Aardwolves have quite a hyena-like appearance, being taller at the shoulders than their rump. It has in fact been of some controversy as to whether they should be recognised within the hyena family, or as their own family. Much smaller than both the brown and spotted hyenas, they can be recognised by their dark vertical stripes, as well as a distinct mane of long hair down their neck and back that they can erect to make themselves appear larger.
Aardwolf means ‘earth wolf’ in Afrikaans, while their scientific name also holds interesting meaning. Their genus, Proteles, means ‘complete in front’, referring to their front paws, which have five toes, while their back paws only have four. Their species name, cristatus, is regarding their mane, meaning ‘provided with a comb’.
Aardwolves feed almost exclusively on termites, specifically harvester termites of the genus Trinervitermes. They have been recorded to eat up to 300,000 termites in a single night, with estimates of 105 million termites consumed in a year! There are some farmers that believe aardwolves also kill and eat small livestock, given their large canines, but this is thus far unproven, and it is believed these large canines are actually reserved for fighting with others in protecting territories. Where this myth may have gained greater stature is that they have often been observed picking at corpses, but it is more likely that they are in fact eating the beetles and insect larvae found on the carcasses. Despite the large canines, the rest of their teeth have been greatly developed for eating insects, with their cheek teeth being greatly reduced to flattened pegs. They also do not dig for their prey, instead using a long, sticky tongue to lap up their delicious termite meal!

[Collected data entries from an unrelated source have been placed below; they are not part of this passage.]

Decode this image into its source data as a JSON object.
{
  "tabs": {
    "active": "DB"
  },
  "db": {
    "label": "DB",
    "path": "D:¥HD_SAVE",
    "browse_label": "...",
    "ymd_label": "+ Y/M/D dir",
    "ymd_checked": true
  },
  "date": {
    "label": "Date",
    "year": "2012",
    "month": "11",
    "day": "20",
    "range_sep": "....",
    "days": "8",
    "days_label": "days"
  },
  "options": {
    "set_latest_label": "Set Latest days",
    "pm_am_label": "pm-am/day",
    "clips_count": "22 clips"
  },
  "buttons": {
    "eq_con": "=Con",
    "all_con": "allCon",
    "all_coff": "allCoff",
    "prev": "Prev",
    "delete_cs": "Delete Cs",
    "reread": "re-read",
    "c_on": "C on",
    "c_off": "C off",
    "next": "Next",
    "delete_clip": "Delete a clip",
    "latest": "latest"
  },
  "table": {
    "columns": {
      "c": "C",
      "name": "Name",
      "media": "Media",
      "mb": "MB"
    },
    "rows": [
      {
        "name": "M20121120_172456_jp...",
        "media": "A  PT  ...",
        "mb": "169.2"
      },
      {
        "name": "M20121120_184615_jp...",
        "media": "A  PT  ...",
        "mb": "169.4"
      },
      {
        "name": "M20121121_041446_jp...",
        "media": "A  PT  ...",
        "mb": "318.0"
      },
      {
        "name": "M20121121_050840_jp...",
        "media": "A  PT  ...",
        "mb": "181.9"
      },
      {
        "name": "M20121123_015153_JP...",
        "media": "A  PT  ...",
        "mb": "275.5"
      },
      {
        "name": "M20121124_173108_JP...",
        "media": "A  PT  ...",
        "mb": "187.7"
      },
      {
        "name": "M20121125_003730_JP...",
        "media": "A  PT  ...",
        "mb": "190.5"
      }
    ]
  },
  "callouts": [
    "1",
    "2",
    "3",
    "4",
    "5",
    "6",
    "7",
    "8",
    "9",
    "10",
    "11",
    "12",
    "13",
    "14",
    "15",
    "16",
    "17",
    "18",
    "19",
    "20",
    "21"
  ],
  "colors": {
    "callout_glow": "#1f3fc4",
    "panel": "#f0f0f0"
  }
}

A mating pair of aardwolves has a home range of up to four square kilometres, with both sexes marking their territories with secretions from their anal glands in the same way hyena do. Despite predominantly being monogamous, forming mating pairs and raising their young together, both sexes are also known for philandering with neighbouring pairs. A typical litter will be of anywhere between one and four pups, and while they remain small, the male will guard the den, while the female forages for food.
Although they are rare to see, some of our volunteers were lucky enough to catch a sighting of one just this morning while out on a snare sweep! Very cool, and one of the extra benefits of working in this beautiful area!